D) Assuming the volume given in the problem remains the same, what is the molarity of the ionic compound in the reaction at the end of the reaction?

E) How many moles of excess reactant are left over at the end of the reaction?

F) How many L of your gas would be produced if the reaction was done at 25C at 0.992atm?

Answer 1

This is an experimental question.

A) At the end of the reaction three products are formed which is also mention in above given reaction that is ammonium chloride (aq), water(l), and carbondioxide (g).

At the end of the reaction the aqueous solution of ammonium chloride will remain in the beaker means the ammonium chloride salt and water will be present in beaker and carbon dioxide gas will evolved with effervescence.

B) Water vapour is involved in this reaction because one of the gaseous product is obtained in this reaction.

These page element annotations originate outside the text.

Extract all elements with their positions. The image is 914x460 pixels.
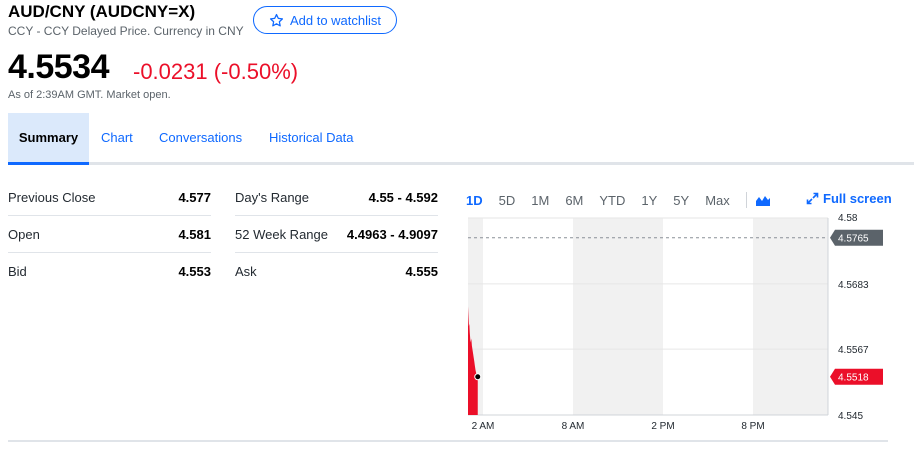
previous-close-label: 4.5765 [838, 234, 869, 245]
stat-label: Bid [8, 263, 27, 279]
x-tick-label: 2 AM [472, 421, 495, 432]
section-divider [8, 440, 888, 442]
current-price-label: 4.5518 [838, 373, 869, 384]
mountain-chart-icon[interactable] [755, 193, 771, 207]
stat-label: Day's Range [235, 190, 310, 205]
range-1y-button[interactable]: 1Y [641, 193, 657, 208]
range-max-button[interactable]: Max [705, 193, 730, 208]
x-tick-label: 8 PM [741, 421, 764, 432]
full-screen-label: Full screen [823, 191, 892, 206]
y-tick-label: 4.545 [838, 411, 863, 422]
y-tick-label: 4.5567 [838, 345, 869, 356]
stat-label: 52 Week Range [235, 227, 328, 242]
stat-row-ask: Ask 4.555 [235, 253, 438, 289]
stat-label: Previous Close [8, 190, 96, 205]
range-5y-button[interactable]: 5Y [673, 193, 689, 208]
current-price-dot [474, 373, 482, 381]
stat-label: Open [8, 227, 40, 242]
off-hours-band [753, 218, 828, 415]
star-icon [269, 13, 284, 26]
price-change: -0.0231 (-0.50%) [133, 59, 299, 84]
stat-value: 4.4963 - 4.9097 [346, 227, 438, 242]
range-6m-button[interactable]: 6M [565, 193, 583, 208]
tab-historical-data[interactable]: Historical Data [269, 113, 354, 165]
add-to-watchlist-label: Add to watchlist [289, 12, 382, 28]
tab-chart[interactable]: Chart [101, 113, 133, 165]
y-tick-label: 4.58 [838, 213, 858, 224]
y-tick-label: 4.5683 [838, 280, 869, 291]
range-divider [745, 192, 747, 208]
stat-value: 4.577 [178, 190, 211, 205]
quote-tabs: Summary Chart Conversations Historical D… [8, 113, 914, 165]
chart-range-selector: 1D 5D 1M 6M YTD 1Y 5Y Max [466, 190, 771, 210]
stat-row-previous-close: Previous Close 4.577 [8, 180, 211, 216]
price-chart[interactable]: 4.58 4.5683 4.5567 4.545 2 AM 8 AM 2 PM 8 PM 4.5… [466, 212, 906, 434]
range-1m-button[interactable]: 1M [531, 193, 549, 208]
range-5d-button[interactable]: 5D [499, 193, 516, 208]
range-1d-button[interactable]: 1D [466, 193, 483, 208]
expand-icon [806, 192, 819, 205]
x-tick-label: 2 PM [651, 421, 674, 432]
stat-row-open: Open 4.581 [8, 217, 211, 253]
quote-title: AUD/CNY (AUDCNY=X) [8, 2, 196, 21]
stat-value: 4.553 [178, 263, 211, 279]
full-screen-button[interactable]: Full screen [806, 191, 892, 206]
add-to-watchlist-button[interactable]: Add to watchlist [253, 6, 397, 34]
quote-subtitle: CCY - CCY Delayed Price. Currency in CNY [8, 24, 244, 38]
off-hours-band [573, 218, 663, 415]
stat-value: 4.555 [405, 263, 438, 279]
stat-value: 4.581 [178, 227, 211, 242]
stat-row-days-range: Day's Range 4.55 - 4.592 [235, 180, 438, 216]
x-tick-label: 8 AM [562, 421, 585, 432]
tab-conversations[interactable]: Conversations [159, 113, 242, 165]
tab-summary[interactable]: Summary [8, 113, 89, 165]
as-of-timestamp: As of 2:39AM GMT. Market open. [8, 89, 171, 101]
stat-value: 4.55 - 4.592 [368, 190, 438, 205]
stat-row-bid: Bid 4.553 [8, 253, 211, 289]
stat-row-52-week-range: 52 Week Range 4.4963 - 4.9097 [235, 217, 438, 253]
range-ytd-button[interactable]: YTD [599, 193, 625, 208]
stat-label: Ask [235, 263, 257, 279]
current-price: 4.5534 [8, 48, 110, 86]
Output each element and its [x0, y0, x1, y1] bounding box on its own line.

C) STP stands Standard temperature pressure means any value which is measured at 1atm pressure and 273.15K temperature.

At STP, the volume of gas produced will be 22.4L in 1 mol.

D) At the end of the reaction the ionic compound obtained is ammonium chloride which is dissociated into NH₄⁺ and Cl^- .

Molarity = no. of moles of product / volume of solution in liters

2 moles of NH4Cl is produced at STP. Then,

Molarity = 2/22.4

Molarity = 0.089 mol/litre.

E) no.of moles of HCl = molarity * volume taken in liters

Given, molarity = 5.80 and volume = 175ml = 0.175L

no of moles of HCl = 5.80 * 0.175 = 1.015 moles.

no. of moles = mass / molar mass (for HCl)

Mass of HCl taken = no. of moles * molar mass

Mass of HCl taken = 1.015 * 36.5 = 37.04g.

The mass taken of ammonium carbonate = 78.8g

In the reaction between HCl and ammonium carbonate, the ammonium carbonate is excess reactant because

2(HCl) = 37.04*2 = 74.095 will react with only 74g of ammonium carbonate.

Left ammonium carbonate is 78.8-74.095 = 4.705g.